I just woke up to a guy kissing me goodbye and leaving for class. I don't know where I am, don't have any clothes on, my underwear are gone, and the shoes I found with my dress aren't mine. He just walked in and gave me my phone. I was on my period. Come get me I will walk to the nearest intersection and wait.
There's a girl here with sideburns. I gave her your number, you can thank me later.
New low. Found an ant nibbling on my last xanax. Flicked it away and popped it in my mouth anyways.
Just saw the true definition of the muffin top and camel toe all on one person at the DC zoo... Tried to take a pic but she got away..
I woke up on the steps beside a plate of spaghetti and a toilet paper roll ripped in half. And i actually think this day is gonna get better.
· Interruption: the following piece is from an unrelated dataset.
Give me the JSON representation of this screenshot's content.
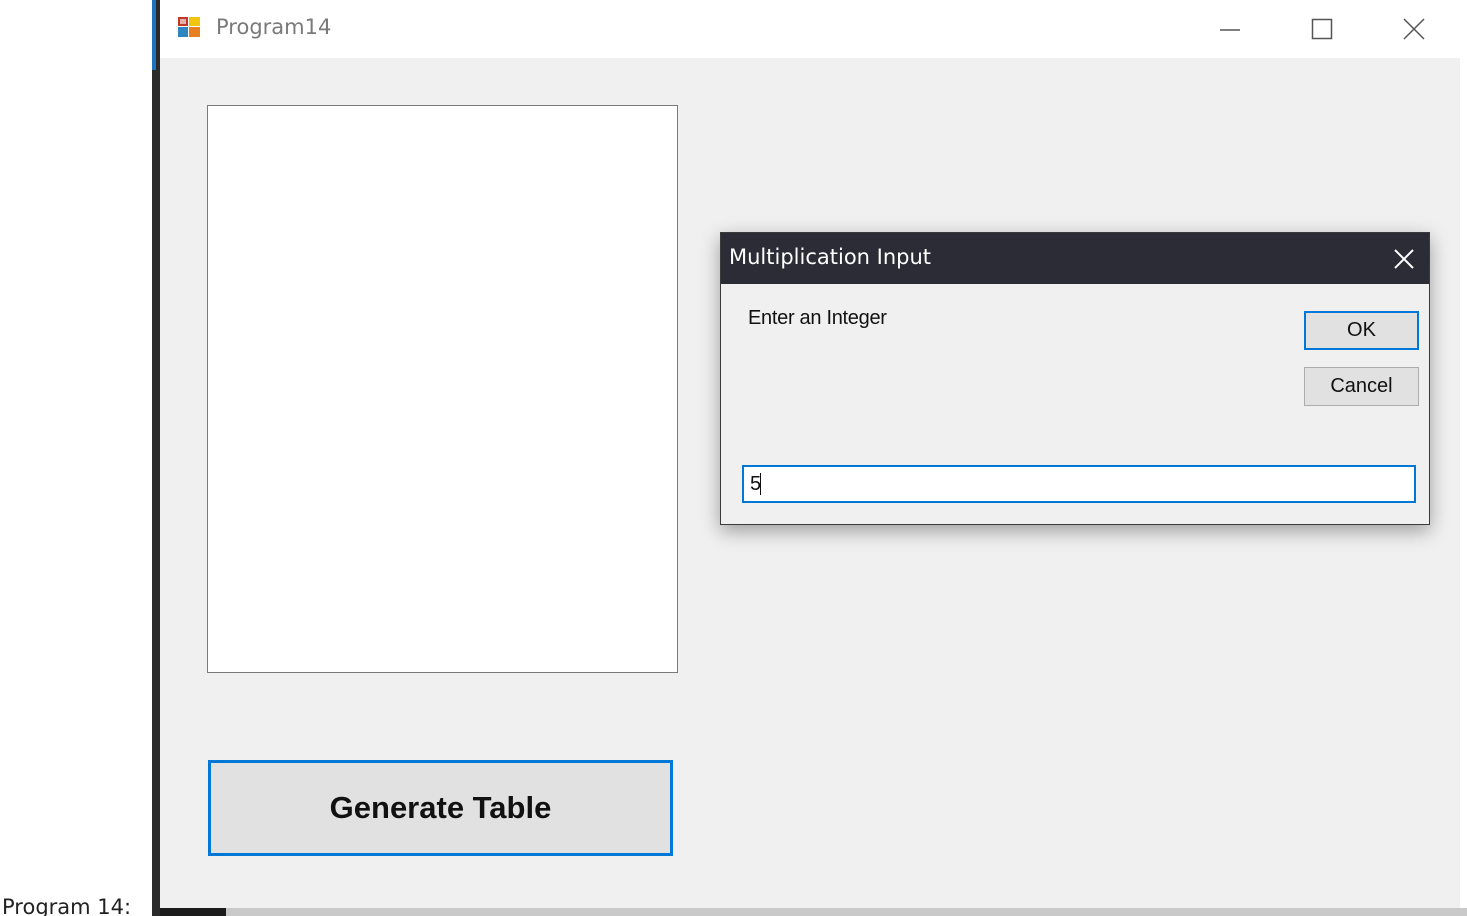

the general consensus of people in the room is that i should have another bottle of wine.
"people in the room" being me.
Yeah things got weird. You ate an entire bag of hotdog buns, then tried to catch a tree on fire with a candle.
Too many sundays start with me waking up still drunk in my car.
I woke up on your bathroom floor, i used your towel I found laying on the floor as a cape to get to your bed. I thought it would help me walk straight if I looked like a superhero
The day i have a fb album titled " I have become a townie" you can shoot me in the foot and tell me to get my life together
You said you couldn't use your body anymore so you made me push the buttons on your phone while you made alien sound effects
So after my hot dog popped out of the bun and fell to the ground I tried to pick it back up and eat it. He had to kick it away from me to stop me from trying to pick it back up and eat it. I like him.
My dad slapped my ass the other day and say I was "doing the family name good". I feel...proud
Last night when I blacked out, I ate Chef Boyardee. I never want to be that drunk ever, ever again.
This is the fourth guy that I've broken in to gay sex. How the hell do they find me?